The article also specifies that the auditability of these environments is mandatory. Finally, it mentions the security and interoperability criteria to which the players concerned by the regulation must adhere.
Beyond the need for protection
Regardless of the technical requirements for health data security, the main challenge remains the technical and technological implementation of such a “space”. At this stage, it raises issues related to data control. The question of control by the user is not sufficiently addressed. Even if a governance body is foreseen by the EHDS, it does not foresee, for example, patient representatives.
On the technological side, the text does not contemplate the creation of a centralized database of health data for European residents. The trend is to interconnect different data pools. It is important to understand the scope of the subject: the technological form must follow its function. In other words, designing governance, user pathways, mandatory points of passage, data formats and recourse approaches are the substance and the real challenge of EHDS. Responding to these questions cannot and should not begin with a technical approach.
In this sense, the questions related to the individuals’ rights and capacity to act are very delicate. Thus, the relationship between this proposed regulation and the RGPD will have to be taken into account. Generally speaking, the EHDS proposal, as it stands, weakens the rights and protections of individuals conferred by the RGPD: the EHDS would create a right of access that is not consistent with the current one on the RGPD.
In addition, the scope of the proposal may lead to situations of legal ambiguity with respect to wellness and health behavior applications and data. If these data are retained, the processing of personal data from wellness and other digital apps for secondary purposes should be subject to prior consent meaning of the GDPR. Finally, similar uncertainties exist in the relationship of this proposed sectoral regulation with cross-cutting texts. They will have to be resolved before we can talk about technical implementation.
Paving the future
Improving the quality of health data and facilitating their availability will allow us to better face current and future public health challenges (preventive medicine, epidemics, etc.). Thus, understanding the technical and technological implications of such a regulatory proposal becomes an obligation. This is especially true when we see unfolding before our eyes, across the Atlantic, the impossibility of controlling the future of women’s health data in the context of the criminalization of abortion.
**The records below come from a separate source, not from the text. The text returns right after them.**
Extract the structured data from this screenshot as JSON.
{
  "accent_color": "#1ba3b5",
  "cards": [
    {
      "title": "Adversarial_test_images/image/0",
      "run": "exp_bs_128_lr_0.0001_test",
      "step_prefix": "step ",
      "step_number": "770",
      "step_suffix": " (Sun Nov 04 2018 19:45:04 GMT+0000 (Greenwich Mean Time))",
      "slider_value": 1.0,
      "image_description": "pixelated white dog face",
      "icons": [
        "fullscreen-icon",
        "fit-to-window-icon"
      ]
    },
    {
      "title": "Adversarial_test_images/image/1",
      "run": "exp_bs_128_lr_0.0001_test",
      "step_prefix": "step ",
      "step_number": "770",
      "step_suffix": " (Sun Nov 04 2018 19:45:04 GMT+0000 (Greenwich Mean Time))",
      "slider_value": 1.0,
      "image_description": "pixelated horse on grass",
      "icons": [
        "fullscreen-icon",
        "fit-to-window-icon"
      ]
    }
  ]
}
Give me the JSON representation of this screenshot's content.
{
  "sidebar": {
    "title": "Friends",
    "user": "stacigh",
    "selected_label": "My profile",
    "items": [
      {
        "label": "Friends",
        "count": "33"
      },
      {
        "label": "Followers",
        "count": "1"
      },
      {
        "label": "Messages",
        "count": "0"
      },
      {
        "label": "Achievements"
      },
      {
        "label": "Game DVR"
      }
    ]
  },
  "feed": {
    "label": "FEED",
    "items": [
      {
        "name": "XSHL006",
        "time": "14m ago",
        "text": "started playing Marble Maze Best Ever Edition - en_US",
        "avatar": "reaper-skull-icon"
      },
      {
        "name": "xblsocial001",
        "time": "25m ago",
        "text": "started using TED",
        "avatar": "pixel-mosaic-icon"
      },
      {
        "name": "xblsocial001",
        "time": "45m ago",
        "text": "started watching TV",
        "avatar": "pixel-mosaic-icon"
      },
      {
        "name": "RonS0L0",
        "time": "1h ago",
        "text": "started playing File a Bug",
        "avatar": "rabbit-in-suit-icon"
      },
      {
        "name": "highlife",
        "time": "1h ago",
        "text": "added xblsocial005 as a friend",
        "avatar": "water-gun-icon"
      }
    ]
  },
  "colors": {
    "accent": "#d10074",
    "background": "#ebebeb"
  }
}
Nowadays, the operational and security maintenance of digital health infrastructures and tools is under-resourced. However, with health data, we are at the crossroads of several points of particular tension: rapid technological evolution on the one hand, which comes with its own uncertainties, changes in the landscape of threats, specificities of health systems and data, complex combined requirements related to both data (formats and standards, for example) and system interoperability, changes in the business models of private providers of health products and services, and, of course, the involvement of individuals.